How universal is the mean-field universality class for percolation in complex networks?

TL;DR

This paper provides an exact solution for site percolation in strongly clustered random graphs, revealing that degree distribution alone cannot determine universality classes due to the influence of clustering and correlations.

Contribution

It offers the first exact solution for percolation in clustered networks and compares it with mean-field predictions, highlighting the limitations of degree-based universality assumptions.

Findings

Degree heterogeneity and clustering significantly affect percolation thresholds.

Heterogeneous mean-field theory can mispredict critical exponents in realistic networks.

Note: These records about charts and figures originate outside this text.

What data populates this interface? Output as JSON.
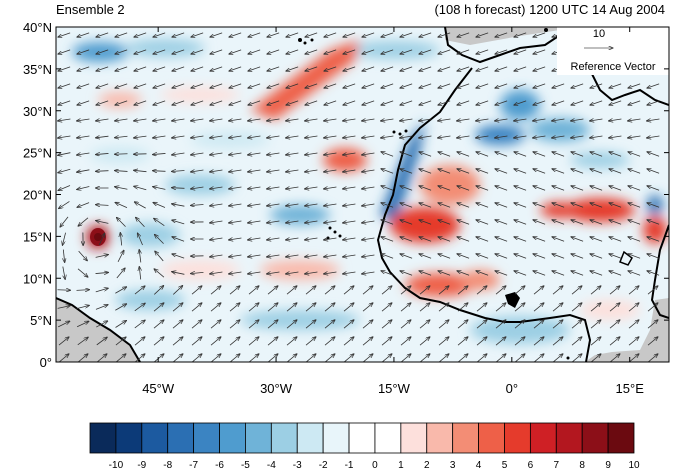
{
  "header": {
    "left_title": "Ensemble 2",
    "right_title": "(108 h forecast) 1200 UTC 14 Aug 2004"
  },
  "axes": {
    "y_ticks": [
      "40°N",
      "35°N",
      "30°N",
      "25°N",
      "20°N",
      "15°N",
      "10°N",
      "5°N",
      "0°"
    ],
    "x_ticks": [
      "45°W",
      "30°W",
      "15°W",
      "0°",
      "15°E"
    ]
  },
  "reference_vector": {
    "magnitude": "10",
    "label": "Reference Vector"
  },
  "colorbar": {
    "labels": [
      "-10",
      "-9",
      "-8",
      "-7",
      "-6",
      "-5",
      "-4",
      "-3",
      "-2",
      "-1",
      "0",
      "1",
      "2",
      "3",
      "4",
      "5",
      "6",
      "7",
      "8",
      "9",
      "10"
    ],
    "colors": [
      "#0a2a5a",
      "#0c3a78",
      "#1c5aa0",
      "#2b6fb3",
      "#3b84c2",
      "#4f9ccf",
      "#6fb3d8",
      "#9ccfe4",
      "#cde9f3",
      "#e8f5fa",
      "#ffffff",
      "#ffffff",
      "#fde0dc",
      "#f9b9ab",
      "#f38d75",
      "#ee6048",
      "#e53b2c",
      "#cf2025",
      "#b3171f",
      "#8c0f18",
      "#6b0a10"
    ]
  },
  "map": {
    "lon_range": [
      -58,
      20
    ],
    "lat_range": [
      0,
      40
    ],
    "colors": {
      "land_gray": "#c8c8c8",
      "coast": "#000000",
      "arrow": "#333333"
    }
  }
}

Structural features beyond degree distribution influence universality classes.

Abstract

Clustering and degree correlations are ubiquitous in real-world complex networks. Yet, understanding their role in critical phenomena remains a challenge for theoretical studies. Here, we provide the exact solution of site percolation in a model for strongly clustered random graphs, with many overlapping loops and heterogeneous degree distribution. We systematically compare the exact solution with heterogeneous mean-field predictions obtained from a treelike random rewiring of the network, which preserves only the degree sequence. Our results demonstrate a nontrivial interplay between degree heterogeneity, correlations and network topology, which can significantly alter both the percolation threshold and the critical exponents predicted by the heterogeneous mean-field. These findings reveal limitations of heterogeneous mean-field theory, demonstrating that the degree distribution alone is insufficient to determine universality classes in complex networks with realistic structural features.